Music Reviews

Artist: Tomo (@)
Title: s/t
Format: CD
Label: Daft Alliance (@)
Rated: *****
Japanese transplant electronic musician Tomonori Yasudo has his fingers in a few pies, like San Francisco bands Coconut, Window Window and Willpower (currently) and The Boy Explodes (formerly). But here, Tomo is on his own. You could call "Tomo" an experimental album, of sorts, but it raises the question of what really "is" experimental and what is just badly conceived and executed music. I’m pretty open-minded about experimental music, I’m not adverse to difficult listening experiences so long as they are engaging. On first listen to this CD, all my instincts shouted "trash". I gave it a second listen and was able to analyze it a bit more deeply to discover exactly why I didn’t like it. For starters, Tomo’s overuse of celeste and bell-like synths and other cheapo-preset sounds became old quickly. Most of the music doesn’t rely on conventional form, but that in and of itself is not the problem- the real problem was that very little ever seemed to develop. There are elementary snippets of melody, scales, sequences, triads, etc. along with the odd chord here and there played on top of awkward, clunky beats and sometimes breakbeats.
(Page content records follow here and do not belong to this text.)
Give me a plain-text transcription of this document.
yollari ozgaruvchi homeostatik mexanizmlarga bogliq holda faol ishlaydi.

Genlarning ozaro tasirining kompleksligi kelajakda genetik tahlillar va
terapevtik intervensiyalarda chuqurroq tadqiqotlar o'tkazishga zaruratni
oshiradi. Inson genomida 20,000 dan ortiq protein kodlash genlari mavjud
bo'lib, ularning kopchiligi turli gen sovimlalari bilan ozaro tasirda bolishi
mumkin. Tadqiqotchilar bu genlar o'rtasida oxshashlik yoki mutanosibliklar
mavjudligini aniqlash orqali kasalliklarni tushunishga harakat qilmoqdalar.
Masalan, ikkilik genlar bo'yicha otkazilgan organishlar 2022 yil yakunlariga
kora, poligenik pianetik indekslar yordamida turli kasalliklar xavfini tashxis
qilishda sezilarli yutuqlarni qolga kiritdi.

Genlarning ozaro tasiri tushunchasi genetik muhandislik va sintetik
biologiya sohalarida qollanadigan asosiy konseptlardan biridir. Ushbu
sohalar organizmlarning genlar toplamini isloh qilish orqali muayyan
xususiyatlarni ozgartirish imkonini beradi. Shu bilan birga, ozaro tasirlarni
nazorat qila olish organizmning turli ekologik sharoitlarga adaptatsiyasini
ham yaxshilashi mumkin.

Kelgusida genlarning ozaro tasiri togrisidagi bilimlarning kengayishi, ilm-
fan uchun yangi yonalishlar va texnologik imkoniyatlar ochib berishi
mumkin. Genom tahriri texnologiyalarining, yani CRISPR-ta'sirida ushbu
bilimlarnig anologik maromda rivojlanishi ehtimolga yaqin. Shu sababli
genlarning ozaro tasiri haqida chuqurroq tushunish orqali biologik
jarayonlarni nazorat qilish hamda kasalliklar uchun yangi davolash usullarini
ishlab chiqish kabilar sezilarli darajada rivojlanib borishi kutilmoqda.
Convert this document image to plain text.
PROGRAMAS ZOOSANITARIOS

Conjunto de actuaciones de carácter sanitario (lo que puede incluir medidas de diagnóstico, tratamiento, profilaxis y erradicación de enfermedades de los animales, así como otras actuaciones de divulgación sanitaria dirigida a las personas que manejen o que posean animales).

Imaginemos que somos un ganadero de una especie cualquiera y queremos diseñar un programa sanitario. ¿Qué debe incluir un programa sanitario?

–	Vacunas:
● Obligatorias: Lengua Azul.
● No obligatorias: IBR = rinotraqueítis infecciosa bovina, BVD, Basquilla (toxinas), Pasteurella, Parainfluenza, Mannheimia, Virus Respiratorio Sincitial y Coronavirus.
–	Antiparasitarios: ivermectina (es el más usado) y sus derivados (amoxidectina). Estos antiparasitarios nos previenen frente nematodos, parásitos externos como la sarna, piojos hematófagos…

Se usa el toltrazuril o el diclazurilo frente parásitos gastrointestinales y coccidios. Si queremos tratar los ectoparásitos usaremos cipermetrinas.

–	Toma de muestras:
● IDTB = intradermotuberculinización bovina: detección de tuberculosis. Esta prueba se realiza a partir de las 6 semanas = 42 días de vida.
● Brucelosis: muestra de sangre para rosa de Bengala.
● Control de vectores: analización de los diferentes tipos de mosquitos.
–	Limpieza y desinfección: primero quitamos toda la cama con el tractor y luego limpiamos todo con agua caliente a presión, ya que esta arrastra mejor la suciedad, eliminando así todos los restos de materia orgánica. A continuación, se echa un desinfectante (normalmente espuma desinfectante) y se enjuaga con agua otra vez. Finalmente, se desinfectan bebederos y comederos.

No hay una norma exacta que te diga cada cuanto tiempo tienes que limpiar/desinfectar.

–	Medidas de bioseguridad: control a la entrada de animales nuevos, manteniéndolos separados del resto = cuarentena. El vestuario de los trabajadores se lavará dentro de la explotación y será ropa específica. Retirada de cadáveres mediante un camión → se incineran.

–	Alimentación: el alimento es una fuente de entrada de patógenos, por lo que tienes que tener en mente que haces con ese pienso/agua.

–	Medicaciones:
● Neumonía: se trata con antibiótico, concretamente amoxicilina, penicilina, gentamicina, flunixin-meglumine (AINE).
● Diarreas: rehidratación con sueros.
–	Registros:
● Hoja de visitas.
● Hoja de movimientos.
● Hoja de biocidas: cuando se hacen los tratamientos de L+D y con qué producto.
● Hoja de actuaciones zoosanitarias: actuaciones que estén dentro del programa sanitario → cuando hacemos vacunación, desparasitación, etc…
It all tended to sound like a used Casio synthesizer that worked initially, but malfunctioned quickly after the guy you bought it from disappeared. It reminded me a lot of the idea tapes I used to make when I bought my first synth (an ARP 2600) ages ago. The only piece of music that stuck with me on the whole disc was "Ritual Of Bubble", a more structure and evolved piece that recalls Yellow Magic Orchestra’s better moments. Okay, I still wasn’t sold... Third play yielded yet a new perspective- "this is kiddie music for adults"! The cartoonish aspects of the compositions seemed to come to the fore. Okay, now I realize it’s supposed to sound cheap and twee. Did I like it any better? Well no, not really. Still sounds mostly like the kind of recording novice synthesists might make while they’re trying out their gear. But at least I can respect it. Can’t say I’d highly recommend it, but you can’t please everybody.